Gianfranco Rosi, le réalisateur de Fuocoammare ou encore El Sicario, chambre 164, s'est intégré à la communauté sur le temps long (entre 3 et 5 ans, selon les sources) et ça se voit instantanément. Il côtoie très naturellement tous les individus qui peuplent ce microcosme, et donne l'occasion de brosser autant de portraits qui permettent de saisir la personnalité de chacun, avec beaucoup de respect mais sans manières, avec de la place pour l'émotion mais sans misérabilisme. Une chronique centrée sur des gens qui semblent tout droit sortis de la génération liée à la contre-culture du siècle dernier et qui en ont visiblement été expulsés avec violence — en dépit de toute la relativisation dont sont capables certains d'entre eux. Ces gens, perdus dans le sable du désert, entourés de ferraille, de vieux matelas et de morceaux de tôle, abrités dans de vieilles voitures rouillées, prennent des allures d'êtres irréels dans un cadre crépusculaire digne d'un scénario de post-apo. Le film Nomadland de Chloé Zhao, sur un sujet très proche, primé à l'international cette année, peut dégager par contraste un parfum d'artificialité et de tentative d'esthétisation vraiment hors de propos, presque révoltant en comparaison. Un contrepoint intéressant, a minima.

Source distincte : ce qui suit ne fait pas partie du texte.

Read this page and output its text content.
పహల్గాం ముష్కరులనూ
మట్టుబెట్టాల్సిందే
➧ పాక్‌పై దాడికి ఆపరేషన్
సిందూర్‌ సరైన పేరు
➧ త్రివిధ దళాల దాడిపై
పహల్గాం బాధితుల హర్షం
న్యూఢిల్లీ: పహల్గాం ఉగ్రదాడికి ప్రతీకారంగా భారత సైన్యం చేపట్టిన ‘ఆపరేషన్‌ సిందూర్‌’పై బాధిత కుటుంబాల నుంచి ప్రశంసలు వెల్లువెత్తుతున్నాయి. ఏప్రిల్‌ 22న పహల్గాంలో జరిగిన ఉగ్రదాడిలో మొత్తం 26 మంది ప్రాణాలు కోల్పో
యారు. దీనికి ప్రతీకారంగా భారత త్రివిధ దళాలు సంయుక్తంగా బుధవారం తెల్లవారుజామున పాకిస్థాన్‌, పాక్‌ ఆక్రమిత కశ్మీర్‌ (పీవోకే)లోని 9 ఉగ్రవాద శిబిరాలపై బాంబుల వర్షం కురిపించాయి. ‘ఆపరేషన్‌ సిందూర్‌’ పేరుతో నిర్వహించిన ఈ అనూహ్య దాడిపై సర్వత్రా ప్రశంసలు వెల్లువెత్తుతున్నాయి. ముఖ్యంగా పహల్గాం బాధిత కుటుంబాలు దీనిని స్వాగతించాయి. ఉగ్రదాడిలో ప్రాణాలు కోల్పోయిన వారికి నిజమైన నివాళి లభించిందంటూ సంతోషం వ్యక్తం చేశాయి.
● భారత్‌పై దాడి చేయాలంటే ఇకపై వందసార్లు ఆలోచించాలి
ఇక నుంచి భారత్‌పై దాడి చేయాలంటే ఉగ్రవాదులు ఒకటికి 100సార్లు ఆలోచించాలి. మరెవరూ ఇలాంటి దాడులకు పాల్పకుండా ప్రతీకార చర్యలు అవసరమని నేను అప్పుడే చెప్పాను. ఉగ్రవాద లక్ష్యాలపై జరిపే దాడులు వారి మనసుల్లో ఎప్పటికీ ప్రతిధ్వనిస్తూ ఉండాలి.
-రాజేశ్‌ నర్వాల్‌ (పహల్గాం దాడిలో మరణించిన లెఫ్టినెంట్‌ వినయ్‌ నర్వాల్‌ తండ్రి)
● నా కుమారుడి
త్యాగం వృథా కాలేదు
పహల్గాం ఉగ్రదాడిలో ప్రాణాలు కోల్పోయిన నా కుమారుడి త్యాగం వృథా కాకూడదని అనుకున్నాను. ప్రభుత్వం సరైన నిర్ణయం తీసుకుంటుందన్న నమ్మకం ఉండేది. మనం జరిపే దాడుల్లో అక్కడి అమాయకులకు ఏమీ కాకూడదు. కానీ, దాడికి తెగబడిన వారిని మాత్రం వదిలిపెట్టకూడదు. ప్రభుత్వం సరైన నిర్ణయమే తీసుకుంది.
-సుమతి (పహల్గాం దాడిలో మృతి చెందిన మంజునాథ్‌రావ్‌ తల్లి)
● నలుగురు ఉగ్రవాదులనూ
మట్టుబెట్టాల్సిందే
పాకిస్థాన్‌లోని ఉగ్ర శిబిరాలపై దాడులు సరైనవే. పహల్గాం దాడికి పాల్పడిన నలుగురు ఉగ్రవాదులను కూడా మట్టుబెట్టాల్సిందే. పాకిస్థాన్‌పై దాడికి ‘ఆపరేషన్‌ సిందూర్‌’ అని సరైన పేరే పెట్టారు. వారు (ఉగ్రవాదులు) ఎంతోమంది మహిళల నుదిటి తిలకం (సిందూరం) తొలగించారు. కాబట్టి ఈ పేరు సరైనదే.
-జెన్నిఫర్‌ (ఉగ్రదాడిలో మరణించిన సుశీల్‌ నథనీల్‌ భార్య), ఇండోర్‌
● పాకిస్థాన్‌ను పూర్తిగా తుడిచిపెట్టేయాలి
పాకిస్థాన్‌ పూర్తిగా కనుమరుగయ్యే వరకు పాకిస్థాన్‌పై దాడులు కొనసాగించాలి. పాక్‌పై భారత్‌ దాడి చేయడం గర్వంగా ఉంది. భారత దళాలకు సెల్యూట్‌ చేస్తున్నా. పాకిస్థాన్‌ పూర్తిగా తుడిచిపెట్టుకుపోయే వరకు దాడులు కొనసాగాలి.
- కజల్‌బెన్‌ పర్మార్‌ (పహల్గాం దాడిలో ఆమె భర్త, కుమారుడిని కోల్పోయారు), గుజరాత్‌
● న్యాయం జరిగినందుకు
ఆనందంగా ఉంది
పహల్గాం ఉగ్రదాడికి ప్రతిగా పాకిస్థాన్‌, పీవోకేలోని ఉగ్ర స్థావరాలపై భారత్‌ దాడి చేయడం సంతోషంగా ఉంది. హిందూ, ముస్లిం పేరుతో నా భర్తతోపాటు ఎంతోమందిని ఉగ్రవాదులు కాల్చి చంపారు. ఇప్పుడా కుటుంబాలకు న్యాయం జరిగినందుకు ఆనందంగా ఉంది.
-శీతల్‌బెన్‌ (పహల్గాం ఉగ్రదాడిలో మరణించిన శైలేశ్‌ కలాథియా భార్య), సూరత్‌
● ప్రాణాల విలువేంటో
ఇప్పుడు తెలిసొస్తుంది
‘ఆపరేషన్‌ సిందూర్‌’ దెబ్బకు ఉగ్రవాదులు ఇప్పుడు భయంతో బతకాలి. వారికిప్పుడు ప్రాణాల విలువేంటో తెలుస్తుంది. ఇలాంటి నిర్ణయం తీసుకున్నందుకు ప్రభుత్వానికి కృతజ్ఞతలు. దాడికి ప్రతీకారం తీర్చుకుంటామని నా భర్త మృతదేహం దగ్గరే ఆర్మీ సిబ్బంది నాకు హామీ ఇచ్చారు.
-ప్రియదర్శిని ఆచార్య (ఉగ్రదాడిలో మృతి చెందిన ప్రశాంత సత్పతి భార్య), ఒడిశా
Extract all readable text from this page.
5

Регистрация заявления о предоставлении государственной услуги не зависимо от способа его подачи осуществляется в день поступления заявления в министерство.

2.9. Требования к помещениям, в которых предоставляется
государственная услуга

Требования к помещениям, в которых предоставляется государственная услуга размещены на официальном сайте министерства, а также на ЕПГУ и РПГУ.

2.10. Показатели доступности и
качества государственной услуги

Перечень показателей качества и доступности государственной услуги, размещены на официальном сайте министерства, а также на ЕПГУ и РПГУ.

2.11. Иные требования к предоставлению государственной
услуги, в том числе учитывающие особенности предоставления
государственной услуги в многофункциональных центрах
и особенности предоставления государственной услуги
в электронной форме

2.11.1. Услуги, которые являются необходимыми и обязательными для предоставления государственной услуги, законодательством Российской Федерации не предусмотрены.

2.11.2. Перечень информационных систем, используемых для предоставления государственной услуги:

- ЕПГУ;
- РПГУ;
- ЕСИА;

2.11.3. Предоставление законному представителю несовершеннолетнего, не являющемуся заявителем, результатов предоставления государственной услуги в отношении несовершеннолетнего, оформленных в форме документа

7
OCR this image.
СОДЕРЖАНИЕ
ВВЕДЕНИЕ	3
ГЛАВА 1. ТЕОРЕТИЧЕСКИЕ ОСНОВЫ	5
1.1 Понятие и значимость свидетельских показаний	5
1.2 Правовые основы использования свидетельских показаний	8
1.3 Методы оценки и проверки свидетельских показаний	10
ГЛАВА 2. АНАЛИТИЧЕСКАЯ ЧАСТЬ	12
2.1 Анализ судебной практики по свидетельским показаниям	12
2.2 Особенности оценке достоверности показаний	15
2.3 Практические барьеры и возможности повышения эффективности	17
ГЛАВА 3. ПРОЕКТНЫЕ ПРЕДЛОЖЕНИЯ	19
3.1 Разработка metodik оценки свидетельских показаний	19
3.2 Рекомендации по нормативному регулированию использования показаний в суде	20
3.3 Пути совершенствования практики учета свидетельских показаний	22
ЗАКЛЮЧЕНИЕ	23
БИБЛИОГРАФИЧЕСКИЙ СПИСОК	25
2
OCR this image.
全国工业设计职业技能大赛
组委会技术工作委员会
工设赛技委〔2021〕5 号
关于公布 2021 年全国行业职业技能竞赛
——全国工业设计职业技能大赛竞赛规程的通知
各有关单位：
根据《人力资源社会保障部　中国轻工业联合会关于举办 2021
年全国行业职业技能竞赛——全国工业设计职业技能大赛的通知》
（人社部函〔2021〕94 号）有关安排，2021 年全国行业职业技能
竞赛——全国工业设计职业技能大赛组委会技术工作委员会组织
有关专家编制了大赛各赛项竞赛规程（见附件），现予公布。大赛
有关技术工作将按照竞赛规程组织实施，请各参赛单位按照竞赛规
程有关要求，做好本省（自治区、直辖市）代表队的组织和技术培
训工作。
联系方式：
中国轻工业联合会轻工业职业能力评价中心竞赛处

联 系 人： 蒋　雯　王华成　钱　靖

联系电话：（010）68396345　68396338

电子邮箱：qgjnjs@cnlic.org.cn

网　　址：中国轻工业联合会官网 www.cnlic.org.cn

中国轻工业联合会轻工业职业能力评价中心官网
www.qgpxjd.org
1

Leur vécu irradie à chacune de leurs interventions, aussi différentes soient-elles. Que ce soit un ancien GI ayant combattu au Vietnam qui a découvert sa féminité sur le tard, un philosophe anarchiste un peu idéaliste, un autre obsédé par les mouches, un autre qui s'occupe d'approvisionner tout le monde en eau ou une ex-docteur qui fait de l'acuponcture à son chien pour le soulager de sa tumeur, ce portrait de l'Amérique évite assez facilement les stéréotypes. Beaucoup de témoignages très émouvants. "Je veux bien vieillir, mais pas avoir l’air vieille… Je ne réalisais pas à quel point c’était facile de m’en sortir avec ce visage. C’est différent maintenant, ça va venir du dedans. Mais dedans, il n’y a rien, sauf ce que je porte sur mon visage : le feu, les brûlures, le vent qui hurle dans ma tête."
Un docu qui brille par son absence de jugement, par sa pudeur, sans pour autant éviter les complications — les effets de la crise économique, la détresse psychologique, les deuils traumatisants — auprès de ces gens qui ont été rejetés loin de l'espace public. Le film jumeau de Hobo, réalisé par John T. Davis en 1992, qui était consacré au symbole très américain des sans-abris vagabonds.